A concise colonial-era Nahua mytho-historical account derived from painted codices, narrating cosmic origins, the Five Suns, divine deeds, and the Mexica migration and founding of Tenochtitlan.
Description
This short Spanish prose work synthesizes pre-Hispanic pictorial histories and priestly lore into a continuous narrative of the Nahua cosmos. It recounts primordial dual creation, the succession of world-ages (Five Suns), the deeds of major gods, the origin of humankind and maize, and ritual foundations of time and kingship. The latter sections trace the Mexica migration from Aztlan, sacred omens, and the establishment of Tenochtitlan’s supremacy. As an early post-conquest compilation, it preserves Indigenous structure and imagery—quincunx cosmology, sacred bundles, calendrics—through a Christianized lens, offering a vital window onto Mexica theology and state ideology.
Historiography
The text survives as an anonymous mid-sixteenth-century Spanish compilation based on Indigenous pinturas (pictorial codices). It is closely related to other early colonial Nahua sources, including the Leyenda de los Soles and the Codex Ramírez tradition, and overlaps with materials later systematized by Sahagún in the Florentine Codex. Scholars debate precise authorship (often situating it in a Franciscan context) and its dependence on now-lost pictorial exemplars. Reception centers on its value for reconstructing Mexica cosmogony, ritual time, and migration narratives despite colonial redaction.
Date Notes
Early colonial Spanish prose compiled from Indigenous pictorial manuscripts and informants, likely within the Franciscan intellectual milieu in New Spain.
Archetypes
Major Characters
- Ometecuhtli
- Omecihuatl
- Quetzalcoatl
- Tezcatlipoca
- Huitzilopochtli
- Tlaloc
Myths
- The Five Suns
- Creation of Humans from Ancestral Bones
- Journeys through Mictlan
- Origins of Festivals and Deities
Facts
- Anonymous Spanish-language prose compiled in New Spain in the mid-16th century.

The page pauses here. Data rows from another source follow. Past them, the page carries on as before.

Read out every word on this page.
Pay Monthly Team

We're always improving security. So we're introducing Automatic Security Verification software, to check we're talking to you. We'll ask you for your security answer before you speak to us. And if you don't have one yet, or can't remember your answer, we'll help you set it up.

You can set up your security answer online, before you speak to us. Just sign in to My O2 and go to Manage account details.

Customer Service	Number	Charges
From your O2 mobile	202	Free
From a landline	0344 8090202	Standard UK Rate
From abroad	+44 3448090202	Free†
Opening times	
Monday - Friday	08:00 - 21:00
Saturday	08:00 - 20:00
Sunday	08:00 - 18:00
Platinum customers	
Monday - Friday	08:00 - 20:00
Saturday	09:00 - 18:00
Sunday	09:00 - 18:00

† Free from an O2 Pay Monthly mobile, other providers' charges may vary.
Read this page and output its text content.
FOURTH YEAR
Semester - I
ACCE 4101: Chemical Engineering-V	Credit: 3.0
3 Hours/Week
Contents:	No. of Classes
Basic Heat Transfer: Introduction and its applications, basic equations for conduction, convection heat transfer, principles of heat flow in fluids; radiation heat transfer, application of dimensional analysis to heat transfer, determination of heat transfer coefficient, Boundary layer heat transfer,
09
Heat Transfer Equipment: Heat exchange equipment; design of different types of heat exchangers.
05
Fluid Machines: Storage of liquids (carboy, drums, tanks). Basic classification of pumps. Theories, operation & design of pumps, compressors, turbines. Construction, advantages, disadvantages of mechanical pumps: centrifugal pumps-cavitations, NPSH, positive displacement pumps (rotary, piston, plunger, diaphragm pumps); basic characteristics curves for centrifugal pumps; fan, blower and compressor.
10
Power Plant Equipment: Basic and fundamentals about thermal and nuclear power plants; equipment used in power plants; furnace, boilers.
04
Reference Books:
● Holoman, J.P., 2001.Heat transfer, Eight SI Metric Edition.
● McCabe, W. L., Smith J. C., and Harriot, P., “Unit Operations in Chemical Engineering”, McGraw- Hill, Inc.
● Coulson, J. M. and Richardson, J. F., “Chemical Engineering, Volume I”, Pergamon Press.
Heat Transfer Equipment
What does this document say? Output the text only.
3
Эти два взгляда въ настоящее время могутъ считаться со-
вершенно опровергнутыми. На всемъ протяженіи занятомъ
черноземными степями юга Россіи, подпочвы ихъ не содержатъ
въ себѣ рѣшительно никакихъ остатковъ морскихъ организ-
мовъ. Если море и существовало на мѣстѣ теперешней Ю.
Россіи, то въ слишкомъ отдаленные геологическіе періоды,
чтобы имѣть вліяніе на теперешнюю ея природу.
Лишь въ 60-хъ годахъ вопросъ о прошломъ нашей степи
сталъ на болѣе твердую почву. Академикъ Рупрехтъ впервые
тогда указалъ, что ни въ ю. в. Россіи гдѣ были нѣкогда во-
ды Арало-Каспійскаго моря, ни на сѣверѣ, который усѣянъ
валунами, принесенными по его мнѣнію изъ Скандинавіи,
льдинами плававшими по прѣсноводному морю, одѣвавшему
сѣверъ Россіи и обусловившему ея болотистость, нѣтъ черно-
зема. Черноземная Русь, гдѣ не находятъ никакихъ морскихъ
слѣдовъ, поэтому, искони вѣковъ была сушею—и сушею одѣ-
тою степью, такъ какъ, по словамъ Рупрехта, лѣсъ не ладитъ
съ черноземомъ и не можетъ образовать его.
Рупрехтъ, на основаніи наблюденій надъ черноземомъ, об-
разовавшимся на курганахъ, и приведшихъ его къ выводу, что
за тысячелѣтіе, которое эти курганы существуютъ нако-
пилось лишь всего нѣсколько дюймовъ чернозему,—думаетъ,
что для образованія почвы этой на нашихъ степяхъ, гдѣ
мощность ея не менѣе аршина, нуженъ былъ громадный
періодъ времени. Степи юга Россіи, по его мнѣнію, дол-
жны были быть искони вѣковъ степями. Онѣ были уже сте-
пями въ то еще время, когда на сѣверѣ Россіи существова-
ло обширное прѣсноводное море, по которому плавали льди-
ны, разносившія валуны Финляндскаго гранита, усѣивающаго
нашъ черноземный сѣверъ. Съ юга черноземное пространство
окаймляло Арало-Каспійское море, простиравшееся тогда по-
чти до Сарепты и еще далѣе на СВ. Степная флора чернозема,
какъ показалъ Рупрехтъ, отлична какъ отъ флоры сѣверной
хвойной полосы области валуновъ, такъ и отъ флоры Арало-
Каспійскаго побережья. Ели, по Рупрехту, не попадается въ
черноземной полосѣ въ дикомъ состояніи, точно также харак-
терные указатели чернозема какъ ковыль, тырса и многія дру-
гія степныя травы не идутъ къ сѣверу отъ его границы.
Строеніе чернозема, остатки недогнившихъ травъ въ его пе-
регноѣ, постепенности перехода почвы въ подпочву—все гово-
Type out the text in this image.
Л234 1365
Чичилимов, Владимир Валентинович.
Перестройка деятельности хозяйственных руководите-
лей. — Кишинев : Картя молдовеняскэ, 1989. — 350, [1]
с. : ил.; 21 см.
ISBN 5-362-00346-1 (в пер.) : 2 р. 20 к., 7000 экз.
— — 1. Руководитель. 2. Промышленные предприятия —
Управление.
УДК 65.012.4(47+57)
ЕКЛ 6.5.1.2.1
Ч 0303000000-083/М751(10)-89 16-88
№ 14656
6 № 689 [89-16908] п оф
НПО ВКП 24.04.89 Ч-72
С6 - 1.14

- Derives its authority from Indigenous pictorial manuscripts (pinturas) and oral priestly lore.
- Presents a full Five Suns cosmogony alongside migration and founding narratives.
- Shares motifs and passages with Leyenda de los Soles and Codex Ramírez traditions.
- Records Quetzalcoatl’s descent to Mictlan to recover bones for human creation.
- Attributes Mexica imperial destiny to omens and patronage of Huitzilopochtli.
- Preserves quincunx cosmology and directional color symbolism.
- Functions as both mythic theogony/cosmogony and Mexica state ideology.
- Shows colonial redaction while conserving pre-Hispanic calendrical concepts.
- Key for reconstructing early post-conquest transmission of Nahua sacred history.